A cidade tem alma
- Wilgner Nascimento

- 10 de nov.
- 2 min de leitura
Traga Novidade, de Irion Martins, inicia contando a história do Monte Carmelo, em Carmópolis, Sergipe. Fala-nos de sua universalidade, mas também de sua relatividade — de como ele pertence a qualquer lugar e a lugar nenhum. O Monte Carmelo em Israel foi o cenário onde o profeta Elias orou de joelhos para que a seca que assolava a região terminasse; já o Monte Carmelo de Carmópolis, é o petróleo e sua extração que tiram o sono dos cidadãos da pequena cidade.
Transitando entre diferentes moradores e suas respectivas relações com o município, Traga Novidade nos convida a encarar uma realidade dura para quem habita a região: a abundância do petróleo, sua exploração e os impactos diretos na qualidade de vida da população. “Minha cidade tem alma”, diz uma das entrevistadas — uma senhora que nos conta como Carmópolis às vezes desperta barulhenta, mas em outras perde a força e se envenena com o ar que respira, numa alusão ao cheiro forte do petróleo sendo extraído, que atinge seu ápice ao meio-dia.
O curta é bem conduzido quando o assunto são seus entrevistados e a forma como seus depoimentos se entrelaçam às questões do município e à extração de petróleo. Há uma linha de raciocínio coesa e bem explorada por Martins, que revela o impacto negativo da indústria petroleira na economia local — algo que contraria as expectativas em torno de uma “cidade do petróleo” — e na qualidade de vida dos habitantes de Carmópolis.

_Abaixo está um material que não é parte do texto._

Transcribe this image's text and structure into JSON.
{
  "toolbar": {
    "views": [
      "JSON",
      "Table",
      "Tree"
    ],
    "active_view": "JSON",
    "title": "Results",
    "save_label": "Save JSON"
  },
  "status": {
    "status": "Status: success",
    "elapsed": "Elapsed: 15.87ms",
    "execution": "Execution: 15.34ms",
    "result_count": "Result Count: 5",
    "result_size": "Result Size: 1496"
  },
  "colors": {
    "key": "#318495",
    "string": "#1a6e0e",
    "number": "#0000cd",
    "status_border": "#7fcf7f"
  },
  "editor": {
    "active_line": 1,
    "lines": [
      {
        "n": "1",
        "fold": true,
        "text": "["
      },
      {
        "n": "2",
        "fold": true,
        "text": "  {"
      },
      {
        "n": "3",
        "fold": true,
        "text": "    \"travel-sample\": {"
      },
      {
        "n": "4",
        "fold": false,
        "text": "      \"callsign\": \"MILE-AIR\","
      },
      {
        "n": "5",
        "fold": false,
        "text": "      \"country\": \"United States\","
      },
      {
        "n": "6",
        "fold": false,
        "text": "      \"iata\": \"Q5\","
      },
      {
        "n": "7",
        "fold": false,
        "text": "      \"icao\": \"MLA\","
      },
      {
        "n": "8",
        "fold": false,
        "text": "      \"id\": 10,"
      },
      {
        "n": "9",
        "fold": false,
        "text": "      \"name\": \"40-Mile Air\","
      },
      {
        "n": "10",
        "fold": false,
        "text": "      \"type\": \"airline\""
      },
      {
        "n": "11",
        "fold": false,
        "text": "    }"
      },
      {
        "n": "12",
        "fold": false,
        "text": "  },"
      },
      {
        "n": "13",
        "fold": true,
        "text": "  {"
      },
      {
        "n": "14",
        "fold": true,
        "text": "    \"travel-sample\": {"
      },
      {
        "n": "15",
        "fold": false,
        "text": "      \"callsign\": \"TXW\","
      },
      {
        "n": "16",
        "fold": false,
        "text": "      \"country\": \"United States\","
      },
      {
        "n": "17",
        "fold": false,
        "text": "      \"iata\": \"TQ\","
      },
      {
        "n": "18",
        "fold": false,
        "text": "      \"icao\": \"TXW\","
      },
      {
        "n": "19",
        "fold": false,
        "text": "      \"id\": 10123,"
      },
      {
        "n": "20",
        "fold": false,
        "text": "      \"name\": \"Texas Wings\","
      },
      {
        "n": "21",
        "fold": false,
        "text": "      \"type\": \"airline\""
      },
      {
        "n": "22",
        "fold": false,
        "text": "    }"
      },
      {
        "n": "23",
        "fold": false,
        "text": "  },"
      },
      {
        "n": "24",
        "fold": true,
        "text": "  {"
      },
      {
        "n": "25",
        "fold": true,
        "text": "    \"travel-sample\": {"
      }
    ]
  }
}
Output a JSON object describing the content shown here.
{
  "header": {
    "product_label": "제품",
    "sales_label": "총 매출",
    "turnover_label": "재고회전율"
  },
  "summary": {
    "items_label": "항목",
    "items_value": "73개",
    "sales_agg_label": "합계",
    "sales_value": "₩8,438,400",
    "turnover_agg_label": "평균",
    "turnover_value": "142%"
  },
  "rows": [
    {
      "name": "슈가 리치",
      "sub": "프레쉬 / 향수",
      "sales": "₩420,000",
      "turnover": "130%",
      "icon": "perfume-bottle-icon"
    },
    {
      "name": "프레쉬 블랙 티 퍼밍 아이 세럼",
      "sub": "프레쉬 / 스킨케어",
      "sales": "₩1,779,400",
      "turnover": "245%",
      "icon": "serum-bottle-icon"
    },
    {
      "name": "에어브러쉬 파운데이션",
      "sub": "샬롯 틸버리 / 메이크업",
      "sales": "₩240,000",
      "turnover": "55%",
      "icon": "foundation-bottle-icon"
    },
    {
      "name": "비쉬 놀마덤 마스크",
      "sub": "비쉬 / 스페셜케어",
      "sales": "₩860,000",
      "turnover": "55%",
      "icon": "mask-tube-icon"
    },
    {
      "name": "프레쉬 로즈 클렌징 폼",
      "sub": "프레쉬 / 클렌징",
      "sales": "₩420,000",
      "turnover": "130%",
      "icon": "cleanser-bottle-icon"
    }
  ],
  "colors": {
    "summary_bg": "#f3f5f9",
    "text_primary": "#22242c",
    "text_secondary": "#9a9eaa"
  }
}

Montagem e trilha sonora também tem um papel fundamental na obra. A trilha aparece em momentos de pesar, melancolia ou esperança — às vezes todos esses ao mesmo tempo. É algo primoroso, que nos coloca cara a cara com as necessidades, anseios e medos dos cidadãos do município. A montagem é dinâmica e estabelece um ritmo bom ao curta, casando-se muito bem com sua trilha e narração.
Em boa forma no aspecto técnico. Tematicamente relevante e explorado de forma incisiva e ao mesmo tempo sensível, Traga Novidade nos prende do começo ao fim no drama desses personagens, suas lutas diárias e na relação dos mesmo com Carmópolis — a cidade em si um personagem cheio de camadas e como dito anteriormente, com alma. Um exemplo do que o cinema documental independente pode oferecer.